Loading organizations...
Key people at Jump Associates.
Jump Associates is a strategy and innovation consulting firm based in San Mateo, California, with an additional office in New York City, that assists companies in solving ambiguous problems and complex growth challenges through a hybrid approach emphasizing empathy and future-focused strategies. They partner with leaders to identify market shifts and develop transformative solutions, offering consulting services to large corporations. The firm had approximately 50-60 employees as of 2011 and was recognized as one of 15 Top Small Workplaces by The Wall Street Journal in 2008. Jump Associates serves a diverse client base across sectors like retail and consumer goods, including major companies such as GE, Procter & Gamble, Nike, Target, and Starbucks, and notably catalyzed Target’s "mass with class" strategy. The firm was founded in 1998 by Dev Patnaik and a group of entrepreneurs.
Key people at Jump Associates.
Jump Associates is a strategy and innovation consulting firm headquartered in San Mateo, California, specializing in helping companies develop growth playbooks, identify new markets, and foster purpose-driven innovation through a "hybrid thinking" approach that blends management consulting, product design, and creative methods like ethnographic interviews and improv-inspired brainstorming.[1][4][6] Founded in 1998, the firm serves Fortune 500 clients such as Steelcase, Mars, Samsung Electronics, and Jamba Juice, focusing on business strategy, new business creation, innovation strategy, consumer insights, and executive training to future-proof businesses by leveraging cultural strengths.[1][2][4] With around 44-50 employees and annual revenue of approximately $10.2 million, Jump emphasizes transformative learning and growth, earning recognition as a Great Place to Work for its employee-centric culture.[2][5]

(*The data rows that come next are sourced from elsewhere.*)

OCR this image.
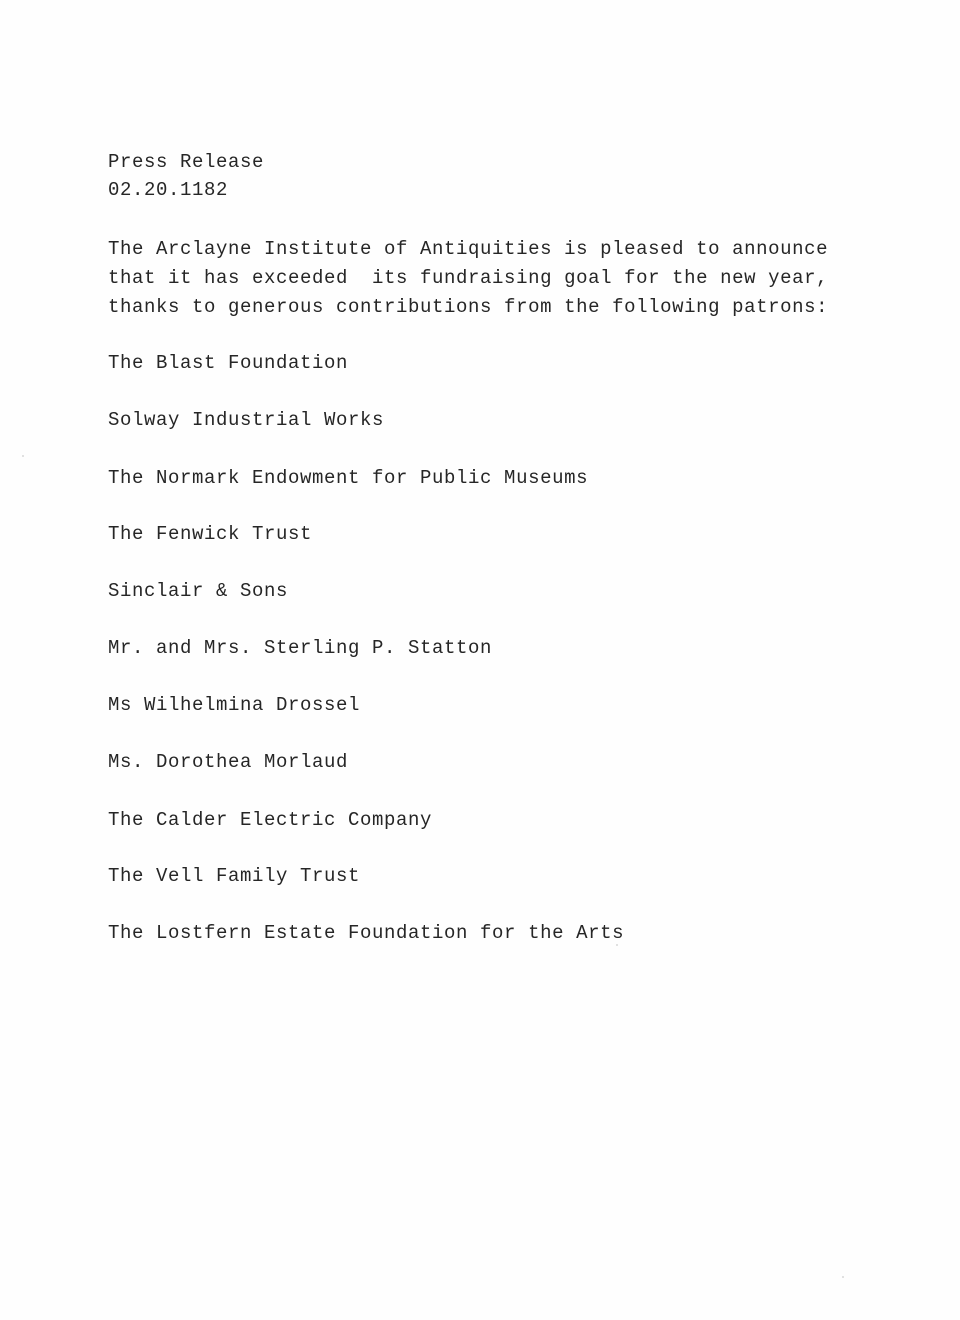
Press Release
02.20.1182
The Arclayne Institute of Antiquities is pleased to announce
that it has exceeded  its fundraising goal for the new year,
thanks to generous contributions from the following patrons:
The Blast Foundation
Solway Industrial Works
The Normark Endowment for Public Museums
The Fenwick Trust
Sinclair & Sons
Mr. and Mrs. Sterling P. Statton
Ms Wilhelmina Drossel
Ms. Dorothea Morlaud
The Calder Electric Company
The Vell Family Trust
The Lostfern Estate Foundation for the Arts
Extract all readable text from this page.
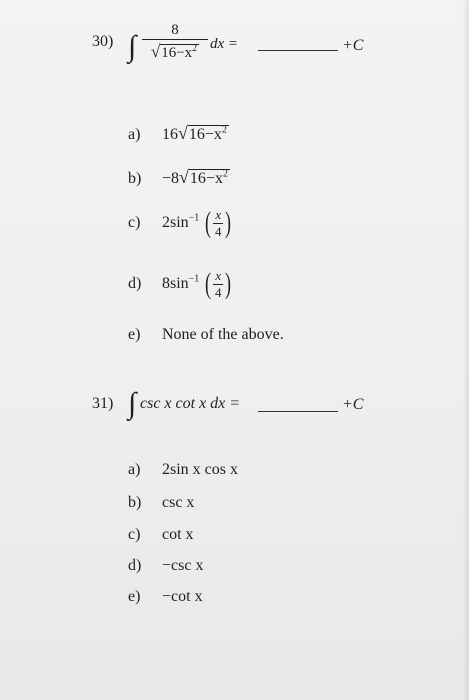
30) ∫	8
$√16-x^2$ dx =	+C
a) $16√16-x^2$
$b) -8√16-x^2$
c) $2\sin^{-1}$ ( $\frac{x}{4}$ )
d) $8\sin^{-1}$ ( $\frac{x}{4}$ )
e) None of the above.
31) ∫ csc x cot x dx =	+C
a) 2sin x cos x
b) csc x
c) cot x
d) −csc x
e) −cot x
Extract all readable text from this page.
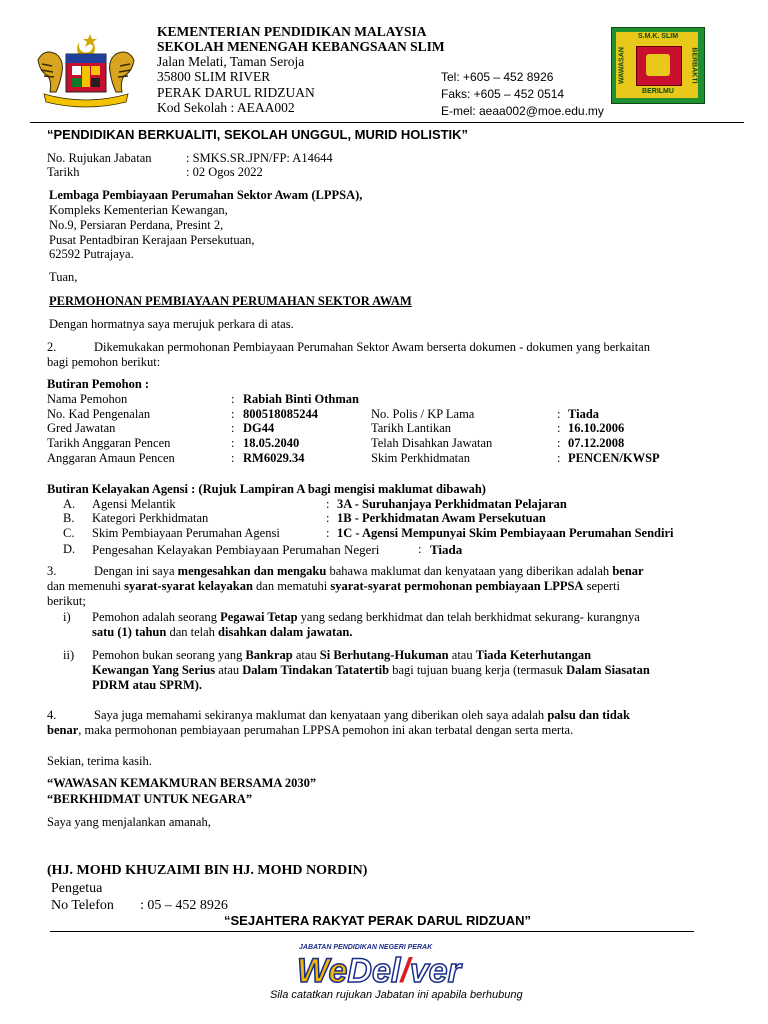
KEMENTERIAN PENDIDIKAN MALAYSIA
SEKOLAH MENENGAH KEBANGSAAN SLIM
Jalan Melati, Taman Seroja
35800 SLIM RIVER
PERAK DARUL RIDZUAN
Kod Sekolah : AEAA002
Tel: +605 – 452 8926
Faks: +605 – 452 0514
E-mel: aeaa002@moe.edu.my
S.M.K. SLIM
WAWASAN	BERBAKTI
BERILMU
“PENDIDIKAN BERKUALITI, SEKOLAH UNGGUL, MURID HOLISTIK”
No. Rujukan Jabatan	: SMKS.SR.JPN/FP: A14644
Tarikh	: 02 Ogos 2022
Lembaga Pembiayaan Perumahan Sektor Awam (LPPSA),
Kompleks Kementerian Kewangan,
No.9, Persiaran Perdana, Presint 2,
Pusat Pentadbiran Kerajaan Persekutuan,
62592 Putrajaya.
Tuan,
PERMOHONAN PEMBIAYAAN PERUMAHAN SEKTOR AWAM
Dengan hormatnya saya merujuk perkara di atas.
2.	Dikemukakan permohonan Pembiayaan Perumahan Sektor Awam berserta dokumen - dokumen yang berkaitan
bagi pemohon berikut:
Butiran Pemohon :
Nama Pemohon	: Rabiah Binti Othman
No. Kad Pengenalan	: 800518085244	No. Polis / KP Lama	: Tiada
Gred Jawatan	: DG44	Tarikh Lantikan	: 16.10.2006
Tarikh Anggaran Pencen	: 18.05.2040	Telah Disahkan Jawatan	: 07.12.2008
Anggaran Amaun Pencen	: RM6029.34	Skim Perkhidmatan	: PENCEN/KWSP
Butiran Kelayakan Agensi : (Rujuk Lampiran A bagi mengisi maklumat dibawah)
A. Agensi Melantik	: 3A - Suruhanjaya Perkhidmatan Pelajaran
B. Kategori Perkhidmatan	: 1B - Perkhidmatan Awam Persekutuan
C. Skim Pembiayaan Perumahan Agensi	: 1C - Agensi Mempunyai Skim Pembiayaan Perumahan Sendiri
D. Pengesahan Kelayakan Pembiayaan Perumahan Negeri	: Tiada
3.	Dengan ini saya mengesahkan dan mengaku bahawa maklumat dan kenyataan yang diberikan adalah benar
dan memenuhi syarat-syarat kelayakan dan mematuhi syarat-syarat permohonan pembiayaan LPPSA seperti
berikut;
i) Pemohon adalah seorang Pegawai Tetap yang sedang berkhidmat dan telah berkhidmat sekurang- kurangnya
satu (1) tahun dan telah disahkan dalam jawatan.
ii) Pemohon bukan seorang yang Bankrap atau Si Berhutang-Hukuman atau Tiada Keterhutangan
Kewangan Yang Serius atau Dalam Tindakan Tatatertib bagi tujuan buang kerja (termasuk Dalam Siasatan
PDRM atau SPRM).
4.	Saya juga memahami sekiranya maklumat dan kenyataan yang diberikan oleh saya adalah palsu dan tidak
benar, maka permohonan pembiayaan perumahan LPPSA pemohon ini akan terbatal dengan serta merta.
Sekian, terima kasih.
“WAWASAN KEMAKMURAN BERSAMA 2030”
“BERKHIDMAT UNTUK NEGARA”
Saya yang menjalankan amanah,
(HJ. MOHD KHUZAIMI BIN HJ. MOHD NORDIN)
Pengetua
No Telefon : 05 – 452 8926
“SEJAHTERA RAKYAT PERAK DARUL RIDZUAN”
JABATAN PENDIDIKAN NEGERI PERAK
WeDel/ver
Sila catatkan rujukan Jabatan ini apabila berhubung
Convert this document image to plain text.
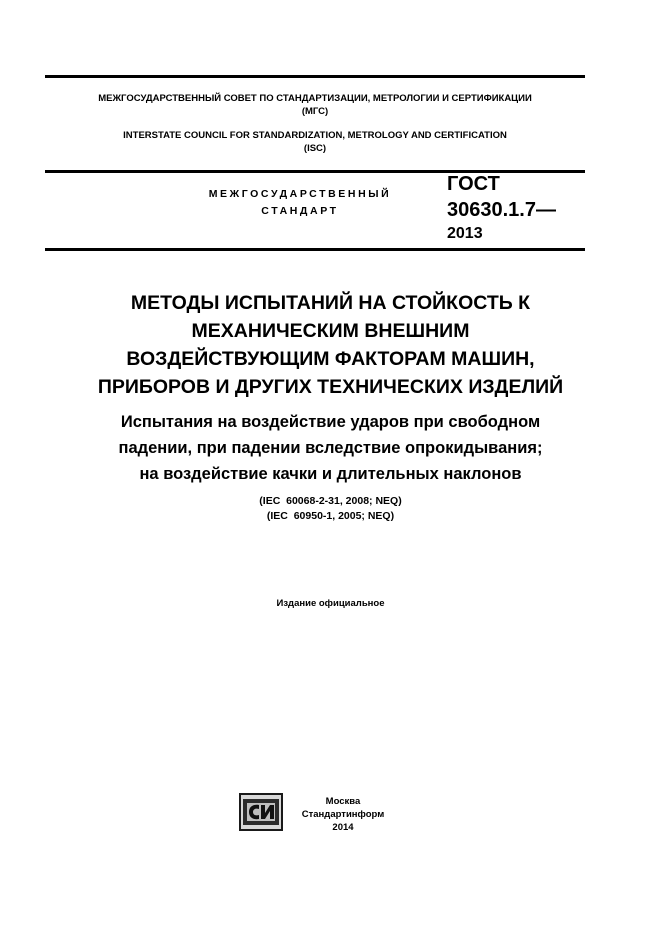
МЕЖГОСУДАРСТВЕННЫЙ СОВЕТ ПО СТАНДАРТИЗАЦИИ, МЕТРОЛОГИИ И СЕРТИФИКАЦИИ
(МГС)
INTERSTATE COUNCIL FOR STANDARDIZATION, METROLOGY AND CERTIFICATION
(ISC)
МЕЖГОСУДАРСТВЕННЫЙ
СТАНДАРТ
ГОСТ
30630.1.7—
2013
МЕТОДЫ ИСПЫТАНИЙ НА СТОЙКОСТЬ К
МЕХАНИЧЕСКИМ ВНЕШНИМ
ВОЗДЕЙСТВУЮЩИМ ФАКТОРАМ МАШИН,
ПРИБОРОВ И ДРУГИХ ТЕХНИЧЕСКИХ ИЗДЕЛИЙ
Испытания на воздействие ударов при свободном
падении, при падении вследствие опрокидывания;
на воздействие качки и длительных наклонов
(IEC  60068-2-31, 2008; NEQ)
(IEC  60950-1, 2005; NEQ)
Издание официальное
Москва
Стандартинформ
2014
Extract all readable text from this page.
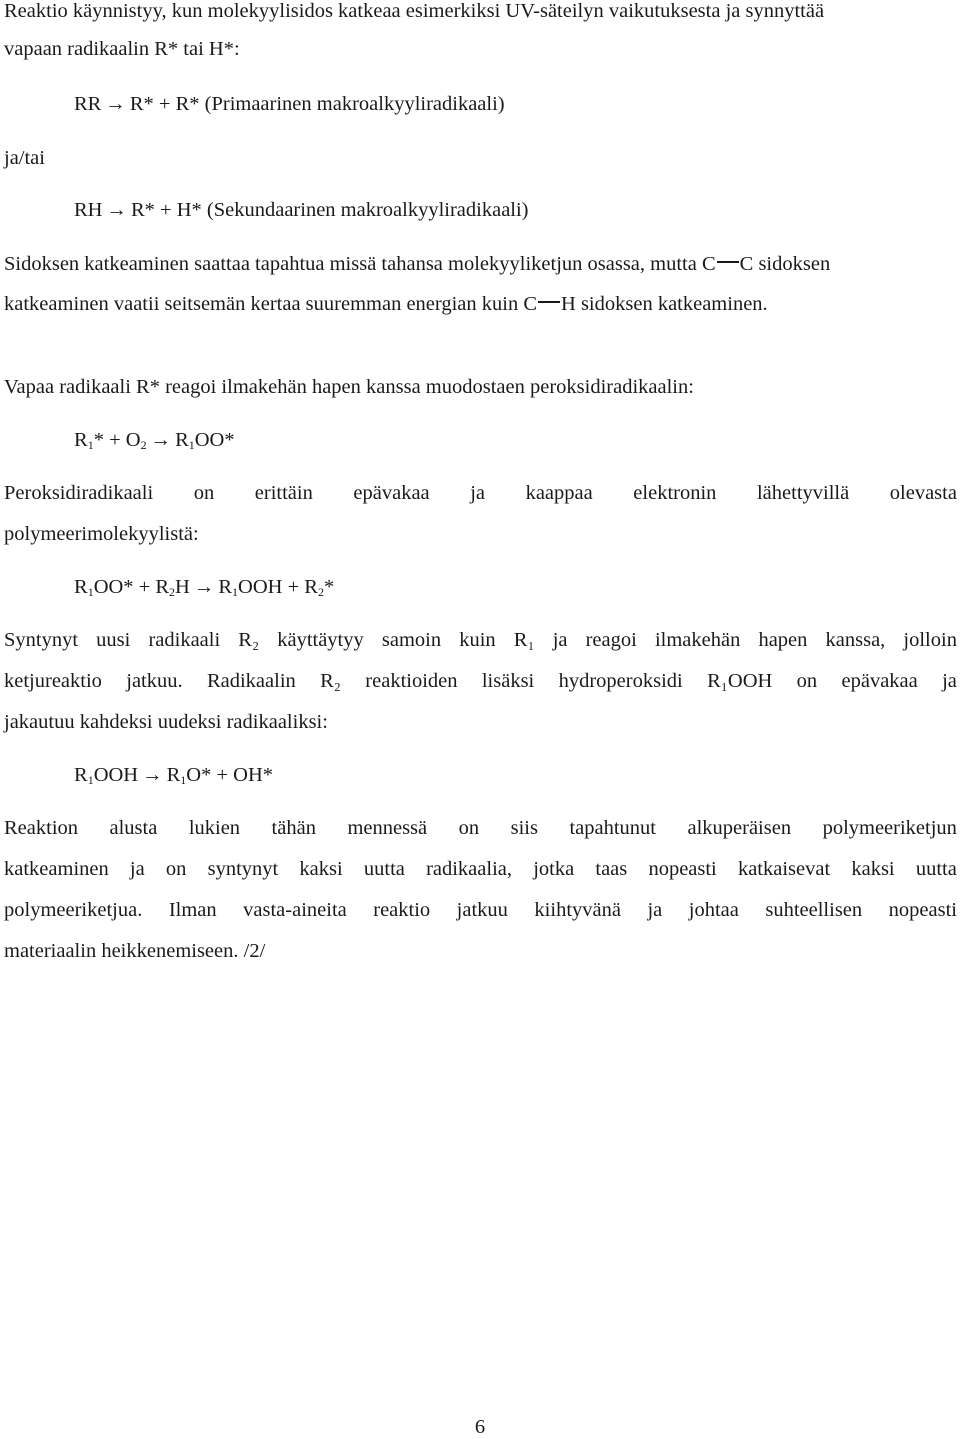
Reaktio käynnistyy, kun molekyylisidos katkeaa esimerkiksi UV-säteilyn vaikutuksesta ja synnyttää
vapaan radikaalin R* tai H*:
RR → R* + R* (Primaarinen makroalkyyliradikaali)
ja/tai
RH → R* + H* (Sekundaarinen makroalkyyliradikaali)
Sidoksen katkeaminen saattaa tapahtua missä tahansa molekyyliketjun osassa, mutta C C sidoksen
katkeaminen vaatii seitsemän kertaa suuremman energian kuin C H sidoksen katkeaminen.
Vapaa radikaali R* reagoi ilmakehän hapen kanssa muodostaen peroksidiradikaalin:
$R_1* + O_2 \to R_1OO*$
Peroksidiradikaali on erittäin epävakaa ja kaappaa elektronin lähettyvillä olevasta
polymeerimolekyylistä:
$R_1OO* + R_2H \to R_1OOH + R_2*$
Syntynyt uusi radikaali R₂ käyttäytyy samoin kuin R₁ ja reagoi ilmakehän hapen kanssa, jolloin
ketjureaktio jatkuu. Radikaalin R₂ reaktioiden lisäksi hydroperoksidi R₁OOH on epävakaa ja
jakautuu kahdeksi uudeksi radikaaliksi:
$R_1OOH \to R_1O* + OH*$
Reaktion alusta lukien tähän mennessä on siis tapahtunut alkuperäisen polymeeriketjun
katkeaminen ja on syntynyt kaksi uutta radikaalia, jotka taas nopeasti katkaisevat kaksi uutta
polymeeriketjua. Ilman vasta-aineita reaktio jatkuu kiihtyvänä ja johtaa suhteellisen nopeasti
materiaalin heikkenemiseen. /2/
6
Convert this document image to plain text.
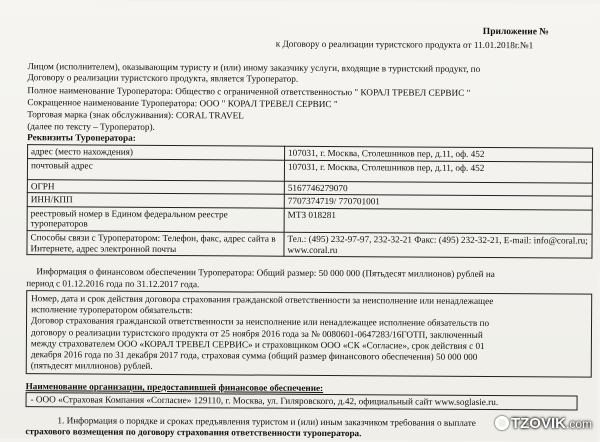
Приложение №
к Договору о реализации туристского продукта от 11.01.2018г.№1
Лицом (исполнителем), оказывающим туристу и (или) иному заказчику услуги, входящие в туристский продукт, по
Договору о реализации туристского продукта, является Туроператор.
Полное наименование Туроператора: Общество с ограниченной ответственностью " КОРАЛ ТРЕВЕЛ СЕРВИС "
Сокращенное наименование Туроператора: ООО " КОРАЛ ТРЕВЕЛ СЕРВИС "
Торговая марка (знак обслуживания): CORAL TRAVEL
(далее по тексту – Туроператор).
Реквизиты Туроператора:
адрес (место нахождения)	107031, г. Москва, Столешников пер, д.11, оф. 452
почтовый адрес	107031, г. Москва, Столешников пер, д.11, оф. 452
ОГРН	5167746279070
ИНН/КПП	7707374719/ 770701001
реестровый номер в Едином федеральном реестре туроператоров	МТЗ 018281
Способы связи с Туроператором: Телефон, факс, адрес сайта в Интернете, адрес электронной почты	Тел.: (495) 232-97-97, 232-32-21 Факс: (495) 232-32-21, E-mail: info@coral.ru; www.coral.ru
Информация о финансовом обеспечении Туроператора: Общий размер: 50 000 000 (Пятьдесят миллионов) рублей на
период с 01.12.2016 года по 31.12.2017 года.
Номер, дата и срок действия договора страхования гражданской ответственности за неисполнение или ненадлежащее
исполнение туроператором обязательств:
Договор страхования гражданской ответственности за неисполнение или ненадлежащее исполнение обязательств по
договору о реализации туристского продукта от 25 ноября 2016 года за № 0080601-0647283/16ГОТП, заключенный
между страхователем ООО «КОРАЛ ТРЕВЕЛ СЕРВИС» и страховщиком ООО «СК «Согласие», срок действия с 01
декабря 2016 года по 31 декабря 2017 года, страховая сумма (общий размер финансового обеспечения) 50 000 000
(пятьдесят миллионов) рублей.
Наименование организации, предоставившей финансовое обеспечение:
- ООО «Страховая Компания «Согласие» 129110, г. Москва, ул. Гиляровского, д.42, официальный сайт www.soglasie.ru.
1. Информация о порядке и сроках предъявления туристом и (или) иным заказчиком требования о выплате
страхового возмещения по договору страхования ответственности туроператора.
TZOVIK.com
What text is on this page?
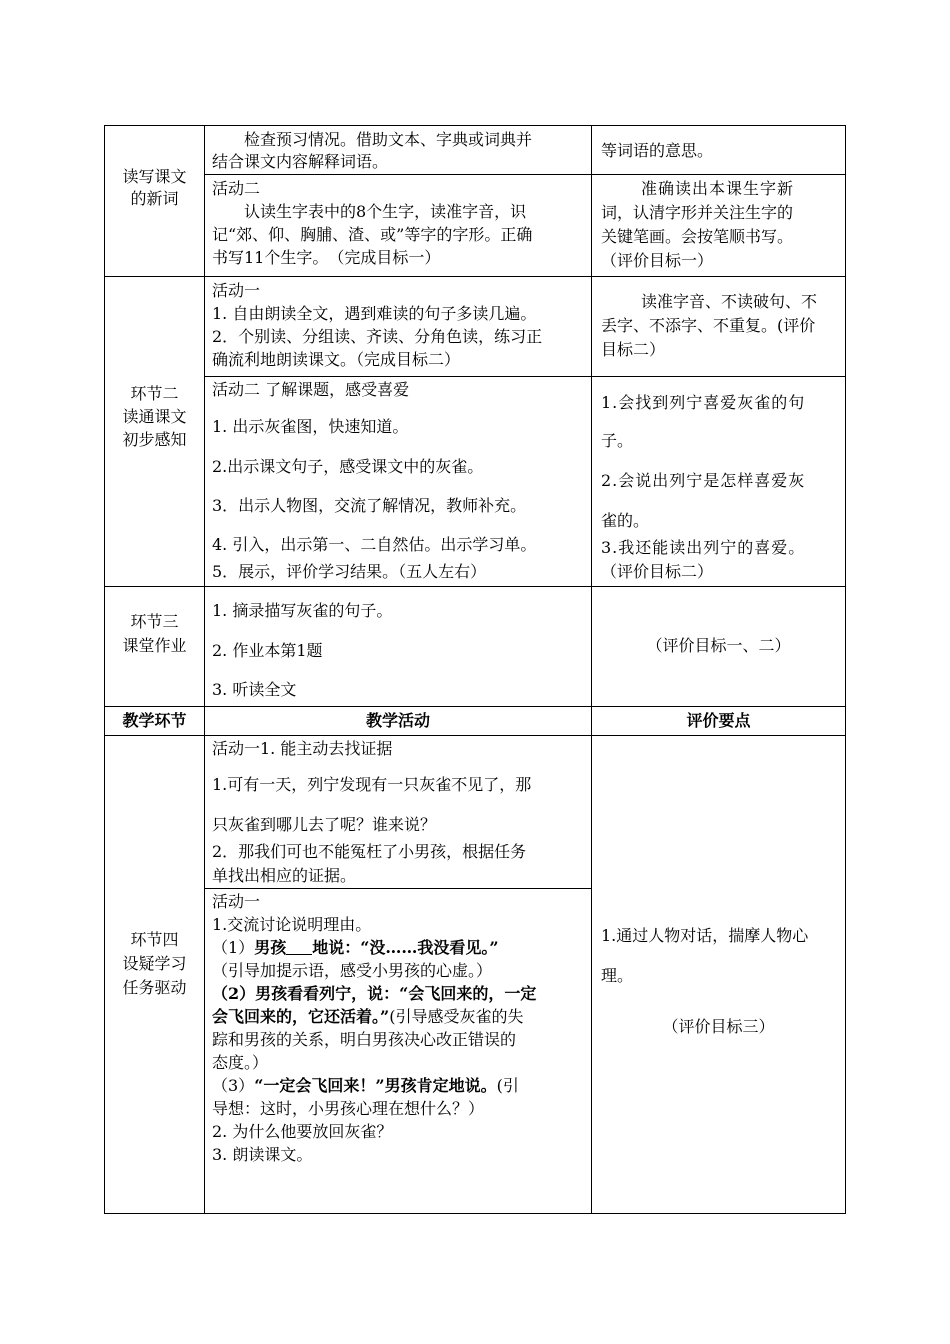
读写课文
的新词
检查预习情况。借助文本、字典或词典并
结合课文内容解释词语。
等词语的意思。
活动二
认读生字表中的8个生字，读准字音，识
记“郊、仰、胸脯、渣、或”等字的字形。正确
书写11个生字。　（完成目标一）
准确读出本课生字新
词，认清字形并关注生字的
关键笔画。会按笔顺书写。
（评价目标一）
环节二
读通课文
初步感知
活动一
1. 自由朗读全文，遇到难读的句子多读几遍。
2．个别读、分组读、齐读、分角色读，练习正
确流利地朗读课文。（完成目标二）
读准字音、不读破句、不
丢字、不添字、不重复。(评价
目标二）
活动二 了解课题，感受喜爱
1. 出示灰雀图，快速知道。
2.出示课文句子，感受课文中的灰雀。
3．出示人物图，交流了解情况，教师补充。
4. 引入，出示第一、二自然估。出示学习单。
5．展示，评价学习结果。（五人左右）
1.会找到列宁喜爱灰雀的句
子。
2.会说出列宁是怎样喜爱灰
雀的。
3.我还能读出列宁的喜爱。
（评价目标二）
环节三
课堂作业
1. 摘录描写灰雀的句子。
2. 作业本第1题
3. 听读全文
（评价目标一、二）
教学环节	教学活动	评价要点
环节四
设疑学习
任务驱动
活动一1. 能主动去找证据
1.可有一天，列宁发现有一只灰雀不见了，那
只灰雀到哪儿去了呢？谁来说？
2．那我们可也不能冤枉了小男孩，根据任务
单找出相应的证据。
活动一
1.交流讨论说明理由。
（1）男孩 地说：“没……我没看见。”
（引导加提示语，感受小男孩的心虚。）
（2）男孩看看列宁，说：“会飞回来的，一定
会飞回来的，它还活着。”(引导感受灰雀的失
踪和男孩的关系，明白男孩决心改正错误的
态度。）
（3）“一定会飞回来！”男孩肯定地说。(引
导想：这时，小男孩心理在想什么？）
2. 为什么他要放回灰雀？
3. 朗读课文。
1.通过人物对话，揣摩人物心
理。
（评价目标三）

Jump Associates was founded in 1998 by Dev Patnaik (current CEO), Udaya Patnaik, Neal Moore, and Robert Becker in San Mateo, CA.[1][2] The firm launched with an initial project for office furniture company Steelcase, which propelled its expansion to a broad roster of Fortune 500 clients.[1] Over the years, Jump has evolved from early innovation consulting to a comprehensive strategy firm, refining its "hybrid thinking" methodology that integrates interdisciplinary tools for nuanced business insights, while maintaining a purpose-driven mission: "to transform lives through learning and growth."[1][4][6] Key leaders today include partners like Colleen Murray and Ryan Baum, alongside directors in strategy and business development, reflecting steady growth without major pivots.[6]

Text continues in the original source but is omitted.